Rabelais et Cixous
Etrange sensation, celle d’une parenté, alors que quittant
le début de Pantagruel (sur l’e-reader !),
j’ouvre Cixous, le chapitre "Jusquiame" de Cigüe.
Pas de dépaysement, quelque chose de commun dans l’accumulation, le
débordement : « Son
mot bée et badigeonne d’un cri d’hydre perçant » (54)
Etre rivière
« Ah si je pouvais être un Leytre. Mais pour cela il
faudrait qu’Ovide me métamorphose en petite rivière » (C, 61)

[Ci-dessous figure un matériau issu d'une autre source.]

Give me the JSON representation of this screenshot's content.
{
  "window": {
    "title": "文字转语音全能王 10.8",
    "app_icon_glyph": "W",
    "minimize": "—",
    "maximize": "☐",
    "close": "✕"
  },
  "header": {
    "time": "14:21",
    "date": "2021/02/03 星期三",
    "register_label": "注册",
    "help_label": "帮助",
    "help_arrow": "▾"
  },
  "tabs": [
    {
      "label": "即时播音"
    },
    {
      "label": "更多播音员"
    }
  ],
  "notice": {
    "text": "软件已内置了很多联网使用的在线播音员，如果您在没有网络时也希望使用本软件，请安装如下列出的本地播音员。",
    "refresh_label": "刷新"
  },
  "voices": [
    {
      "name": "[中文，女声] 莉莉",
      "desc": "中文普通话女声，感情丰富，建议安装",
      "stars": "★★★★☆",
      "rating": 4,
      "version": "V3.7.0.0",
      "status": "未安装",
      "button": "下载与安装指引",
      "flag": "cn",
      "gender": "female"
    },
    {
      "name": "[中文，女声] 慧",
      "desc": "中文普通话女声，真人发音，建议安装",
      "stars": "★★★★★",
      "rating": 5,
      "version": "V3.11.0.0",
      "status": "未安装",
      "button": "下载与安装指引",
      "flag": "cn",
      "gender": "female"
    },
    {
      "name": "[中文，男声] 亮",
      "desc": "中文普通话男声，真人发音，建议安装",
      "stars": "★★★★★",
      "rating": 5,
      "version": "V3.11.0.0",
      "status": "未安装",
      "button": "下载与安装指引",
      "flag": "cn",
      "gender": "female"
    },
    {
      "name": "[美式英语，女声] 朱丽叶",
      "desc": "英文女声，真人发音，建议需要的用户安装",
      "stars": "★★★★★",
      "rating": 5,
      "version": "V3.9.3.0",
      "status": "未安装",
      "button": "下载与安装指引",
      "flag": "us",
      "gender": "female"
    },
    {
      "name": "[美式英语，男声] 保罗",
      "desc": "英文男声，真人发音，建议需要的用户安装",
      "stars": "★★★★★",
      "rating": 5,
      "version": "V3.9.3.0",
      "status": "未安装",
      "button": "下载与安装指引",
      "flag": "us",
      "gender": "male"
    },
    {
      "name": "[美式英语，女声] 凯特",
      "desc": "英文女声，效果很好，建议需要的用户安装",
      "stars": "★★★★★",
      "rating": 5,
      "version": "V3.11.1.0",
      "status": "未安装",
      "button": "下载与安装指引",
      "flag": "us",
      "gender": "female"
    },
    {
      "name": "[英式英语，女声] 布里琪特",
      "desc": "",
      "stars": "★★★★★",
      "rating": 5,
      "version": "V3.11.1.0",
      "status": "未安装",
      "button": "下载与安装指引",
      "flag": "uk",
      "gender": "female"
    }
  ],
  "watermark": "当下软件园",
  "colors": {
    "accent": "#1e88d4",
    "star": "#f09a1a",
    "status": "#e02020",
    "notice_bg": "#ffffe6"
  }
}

Poussé à bout, le rêve, récurrent, de remonter ou de descendre une
rivière qui s’enfonce dans des replis mystérieux !
Livres-métaphores
Les livres d’Hélène Cixous sont aussi des sortes de
paraboles, souvent avec des accents bibliques, chaque histoire est une méta
métaphore : la promenade avec le frère vers les broussailles
infranchissables de l’Embarcadère : les broussailles à franchir, les ronces, la
« limite à ne pas dépasser », qui renvoie à la peau de la mère ;
il y a un effet de fondu enchaîné entre les images-symboles, les situations
emblématiques, tirées par des faits de langue (la langue effectue des opérations).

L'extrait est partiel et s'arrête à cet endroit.